The viability of thermoelectric energy conversion as an alternative to more traditional technologies depends on the availability of materials with a high thermoelectric figure of merit (ZT). Such materials would be characterized by low thermal conductivities and high electrical conductivities and Seebeck coefficients. The intricacy of this materials optimization problem caused a stagnation of the field for several decades until the advent of modern, powerful nanostructuring techniques. Among them, the synthesis of nanograined materials has several advantages, such as relying only on intrinsic properties and being able to produce bulk samples directly. Still, experimental resources are scarce and so far researchers have focused their efforts on improving known compounds with high bulk ZT, or alternatively on cheap and readily available materials like silicon.
This presentation is devoted to the results of a fully ab-initio high-throughput screening of a large library of nanograined thermoelectrics. All the phenomenological coefficients involved in ZT were directly calculated for each material without experimental input. The first class explored comprised the 78,768 ternary compounds with half-Heusler prototype available in the aflowlib.org repository. Comparison shows that many half-Heusler candidates can have higher performance than those from elementary group-IV and binary III-V semiconductors. More specifically, values of ZT near 3 are plausible at high temperatures. Good candidates can be found for use either as type-p or as type-n thermoelectrics.

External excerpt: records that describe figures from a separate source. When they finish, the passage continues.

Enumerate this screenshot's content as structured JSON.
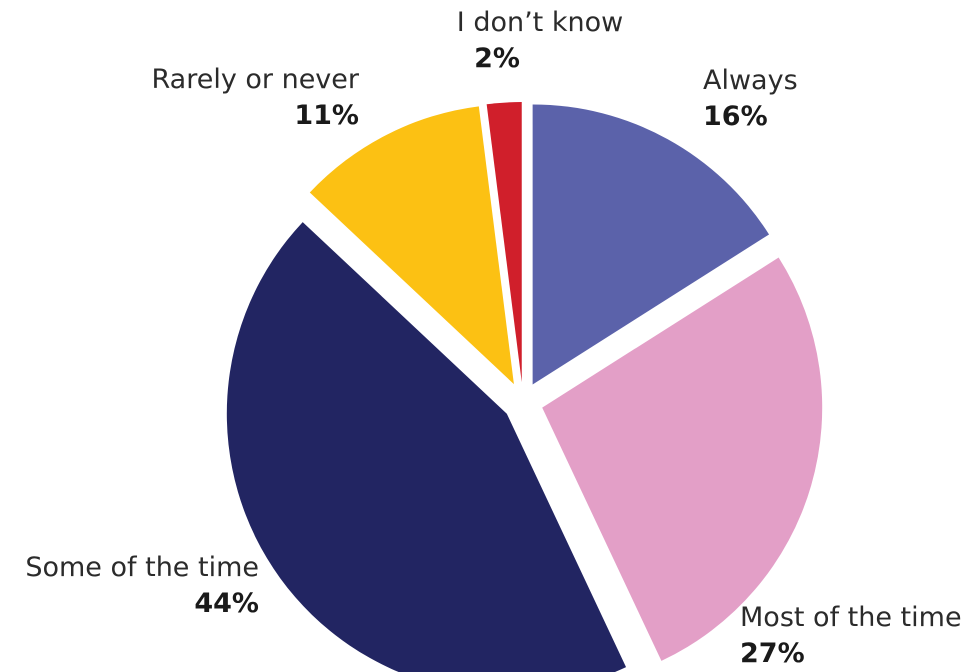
{
  "chart_data": {
    "type": "pie",
    "slices": [
      {
        "label": "Always",
        "value": 16,
        "value_label": "16%",
        "color": "#5b62aa"
      },
      {
        "label": "Most of the time",
        "value": 27,
        "value_label": "27%",
        "color": "#e39fc7"
      },
      {
        "label": "Some of the time",
        "value": 44,
        "value_label": "44%",
        "color": "#222562"
      },
      {
        "label": "Rarely or never",
        "value": 11,
        "value_label": "11%",
        "color": "#fcc113"
      },
      {
        "label": "I don’t know",
        "value": 2,
        "value_label": "2%",
        "color": "#d01f2b"
      }
    ],
    "exploded": true
  }
}
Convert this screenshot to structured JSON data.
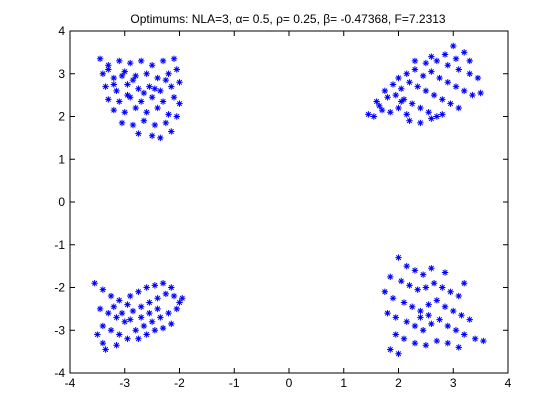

The factors underlying the advantages of half Heuslers in this context are analyzed, and the distribution of ZT over this class of materials studied in terms of their constituent elements, leading to practical recipes that can help guide experimental studies. For instance, good candidates are more likely to appear if two of their elements come from the first columns of the periodic table. Comparison with experimental data for several well-known half Heuslers shows that thermoelectric performance in the bulk and in nanograined form do not necessarily go hand in hand, underlining the importance of looking for the right material for each regime.
In order to go beyond nanograined structures, a software tool chain is presented that implements lattice thermal conductivity calculations for semiconductors in bulk and nanowire forms. At its core is a solver for the Boltzmann transport equation based on ab-initio input. Using the same library of half Heusler as test systems, the difficulties of a brute-force high-throughput approach to this problem are discussed, and an alternative based on machine-learning techniques is introduced.
All are welcome to attend this colloquium.